Landscape, Place and Culture: Linkages between Australia and India
Editor: Deb N. Bandyopadhyay, Paul Brown and Christopher Conti
Date Of Publication: Jan 2011
This collection of essays takes an interdisciplinary approach to the ecological, social, economic and, in particular, the cultural dimensions of the Australia-India relationship. The essays provide many levels of focus on environment, place and culture. Some evoke appreciation of particular “places,” either in India or Australia. Many explore how literature has treated “landscape,” while some are comparative studies of cultural, historical and political development.
The essays arise from a particular gathering of scholars: The East India chapter of the Indian Association for the Study of Australia (IASA) held its inaugural international conference in Kolkata on 22–23 January 2009. Much of the work is comparative, exploring common Indian and Australian themes of colonial and postcolonial experience, implications of migration and diaspora, and shared language and literature. The work also explores shared environmental crisis, manifest in landscapes such as the Mouths of the Ganges and Australia’s Murray Darling Basin.

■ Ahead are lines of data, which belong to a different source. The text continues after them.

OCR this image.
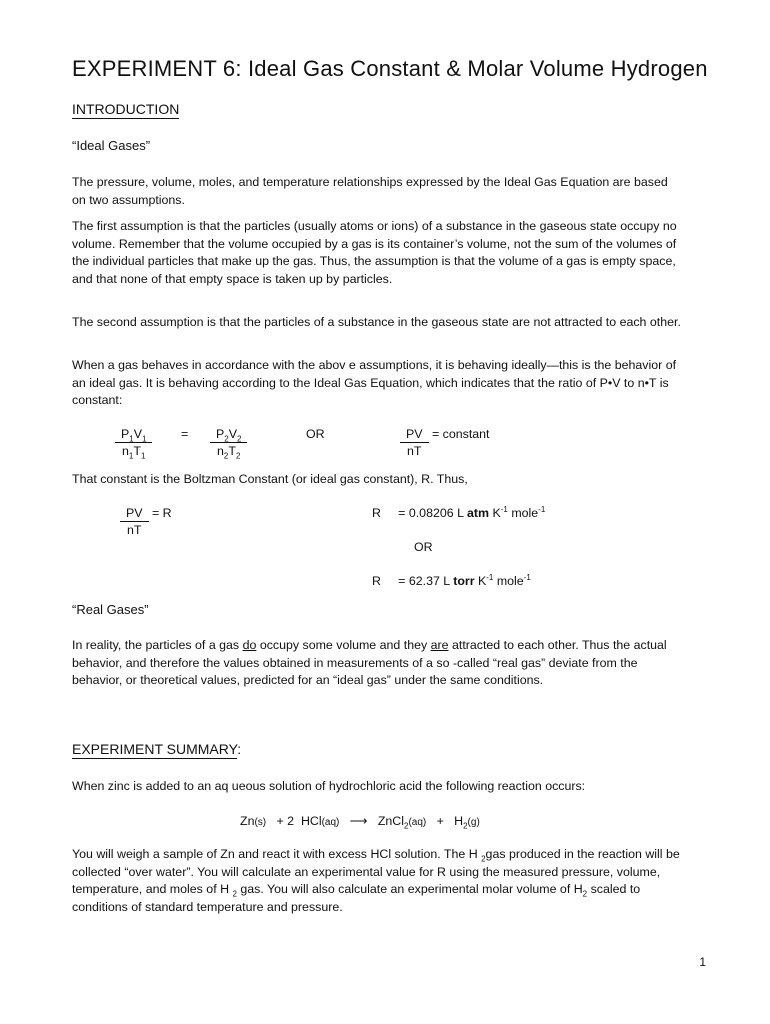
EXPERIMENT 6: Ideal Gas Constant & Molar Volume Hydrogen
INTRODUCTION
“Ideal Gases”
The pressure, volume, moles, and temperature relationships expressed by the Ideal Gas Equation are based on two assumptions.
The first assumption is that the particles (usually atoms or ions) of a substance in the gaseous state occupy no volume. Remember that the volume occupied by a gas is its container’s volume, not the sum of the volumes of the individual particles that make up the gas. Thus, the assumption is that the volume of a gas is empty space, and that none of that empty space is taken up by particles.
The second assumption is that the particles of a substance in the gaseous state are not attracted to each other.
When a gas behaves in accordance with the abov e assumptions, it is behaving ideally—this is the behavior of an ideal gas. It is behaving according to the Ideal Gas Equation, which indicates that the ratio of P•V to n•T is constant:
$\frac{P_1V_1}{n_1T_1} = \frac{P_2V_2}{n_2T_2}$	OR	$\frac{PV}{nT}$ = constant
That constant is the Boltzman Constant (or ideal gas constant), R. Thus,
$\frac{PV}{nT} = R$	R = 0.08206 L atm $K^{-1}$ mole$^{-1}$
OR
R = 62.37 L torr $K^{-1}$ mole$^{-1}$
“Real Gases”
In reality, the particles of a gas do occupy some volume and they are attracted to each other. Thus the actual behavior, and therefore the values obtained in measurements of a so -called “real gas” deviate from the behavior, or theoretical values, predicted for an “ideal gas” under the same conditions.
EXPERIMENT SUMMARY:
When zinc is added to an aq ueous solution of hydrochloric acid the following reaction occurs:
Zn(s) + 2 HCl(aq) ⟶ ZnCl$_2$(aq) + $H_2(g)$
You will weigh a sample of Zn and react it with excess HCl solution. The H $_2$gas produced in the reaction will be collected “over water”. You will calculate an experimental value for R using the measured pressure, volume, temperature, and moles of H $_2$ gas. You will also calculate an experimental molar volume of $H_2$ scaled to conditions of standard temperature and pressure.
1
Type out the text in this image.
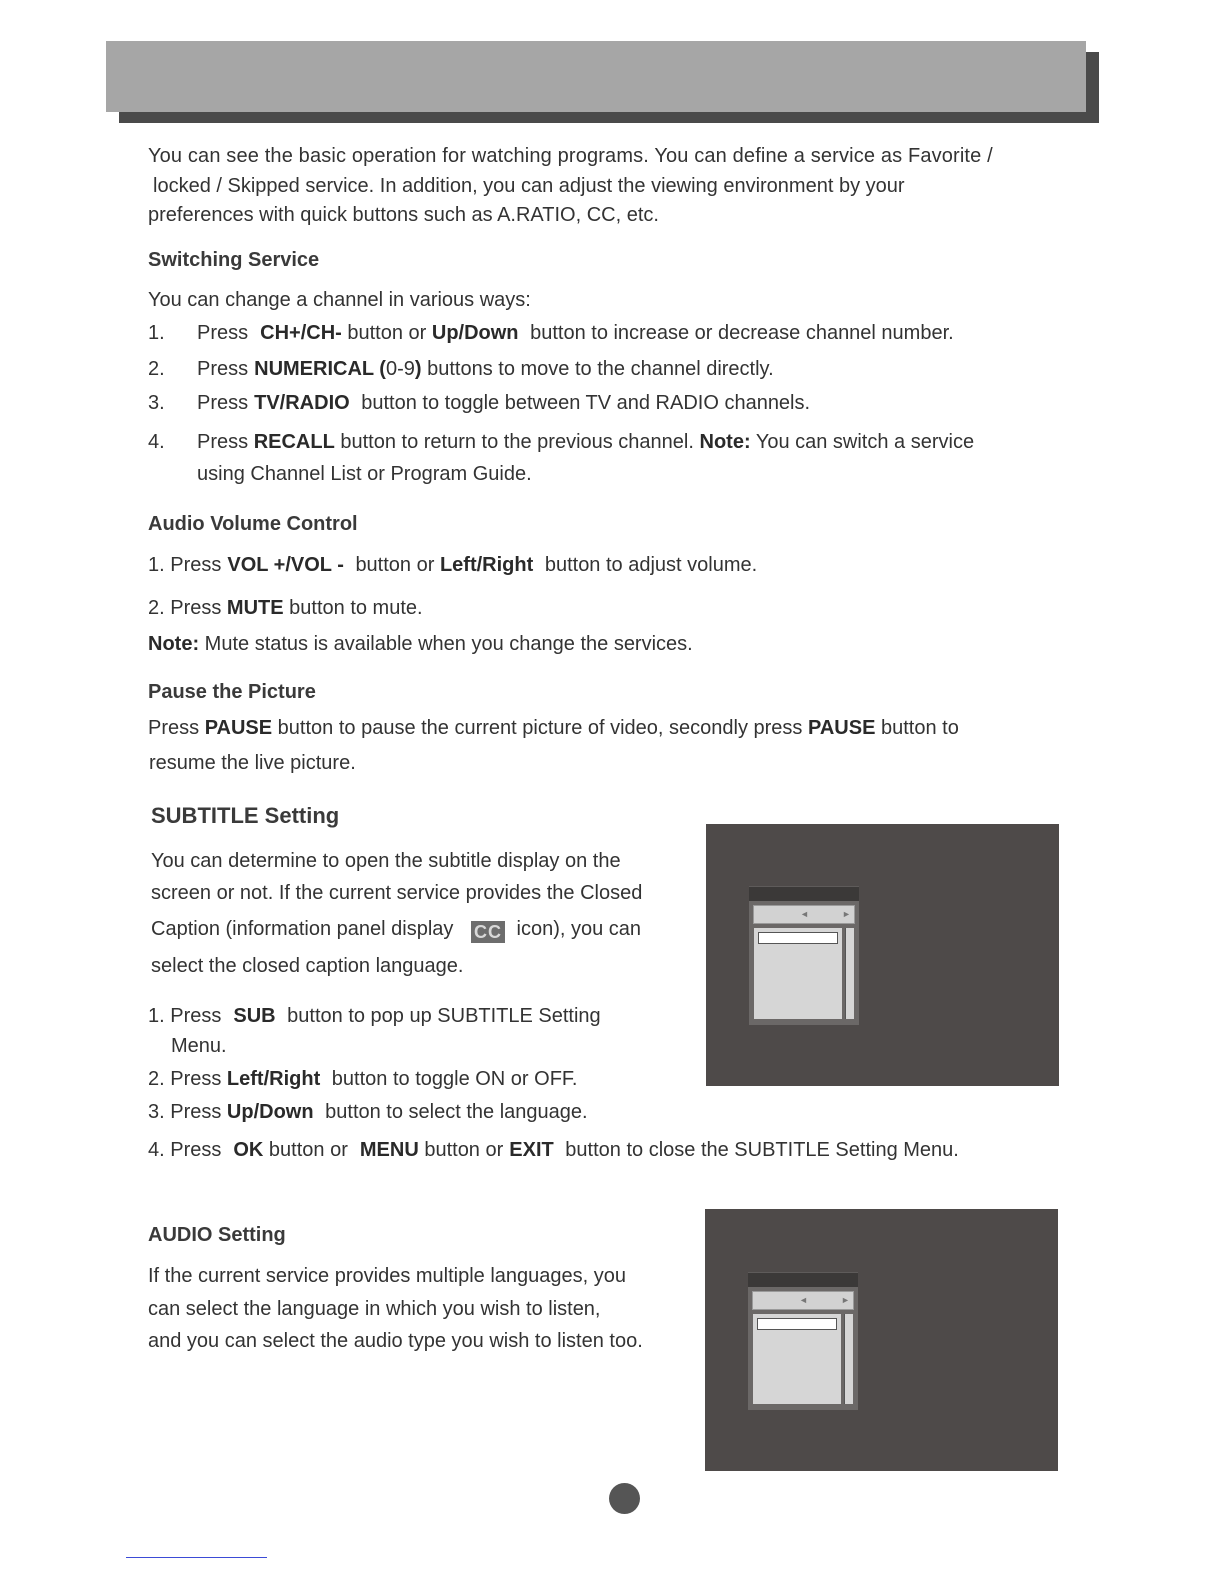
You can see the basic operation for watching programs. You can define a service as Favorite /
locked / Skipped service. In addition, you can adjust the viewing environment by your
preferences with quick buttons such as A.RATIO, CC, etc.
Switching Service
You can change a channel in various ways:
1. Press CH+/CH- button or Up/Down button to increase or decrease channel number.
2. Press NUMERICAL (0-9) buttons to move to the channel directly.
3. Press TV/RADIO button to toggle between TV and RADIO channels.
4. Press RECALL button to return to the previous channel. Note: You can switch a service
using Channel List or Program Guide.
Audio Volume Control
1. Press VOL +/VOL - button or Left/Right button to adjust volume.
2. Press MUTE button to mute.
Note: Mute status is available when you change the services.
Pause the Picture
Press PAUSE button to pause the current picture of video, secondly press PAUSE button to
resume the live picture.
SUBTITLE Setting
You can determine to open the subtitle display on the
screen or not. If the current service provides the Closed
Caption (information panel display CC icon), you can
select the closed caption language.
1. Press SUB button to pop up SUBTITLE Setting
Menu.
2. Press Left/Right button to toggle ON or OFF.
3. Press Up/Down button to select the language.
4. Press OK button or MENU button or EXIT button to close the SUBTITLE Setting Menu.
◄	►
AUDIO Setting
If the current service provides multiple languages, you
can select the language in which you wish to listen,
and you can select the audio type you wish to listen too.
◄	►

Such comparisons indicate our shared experience of the “crisis” of ecological, social, economic and cultural sustainability.
As human future is colonized through environmental degradation, and determined by human migration and shared culture and values, our relationship to “place” is revitalized and reassessed. We seek simultaneously a reconciliation between humans and a realignment of the human-nature relationship. This is the most basic meaning of social and ecological sustainability.
Deb Narayan Bandyopadhyay is a Professor in the Department of English, Burdwan University, India, and Honorary Director of the Centre for Australian Studies, Burdwan University. He is the Secretary of the Indian Association for the Study of Australia, Eastern Region. He has held visiting positions at several Australian and US universities, and publishes widely in literature, politics and history.
Paul Brown is Head of the School of History and Philosophy at University of New South Wales, Australia. The school hosts an Australian studies program, and courses in Indian history. Paul co-ordinates interdisciplinary environmental studies at UNSW, and his own research takes in social, political and cultural dimensions of environmental policy.
Christopher Conti holds a PhD in English Literature from the University of Sydney, Australia, and is Associate Lecturer and Tutor in the Department of Humanities and Languages at the University of Western Sydney. His work has appeared in journals such as Literature and Aesthetics, Arizona Quarterly, and Studies in the Novel.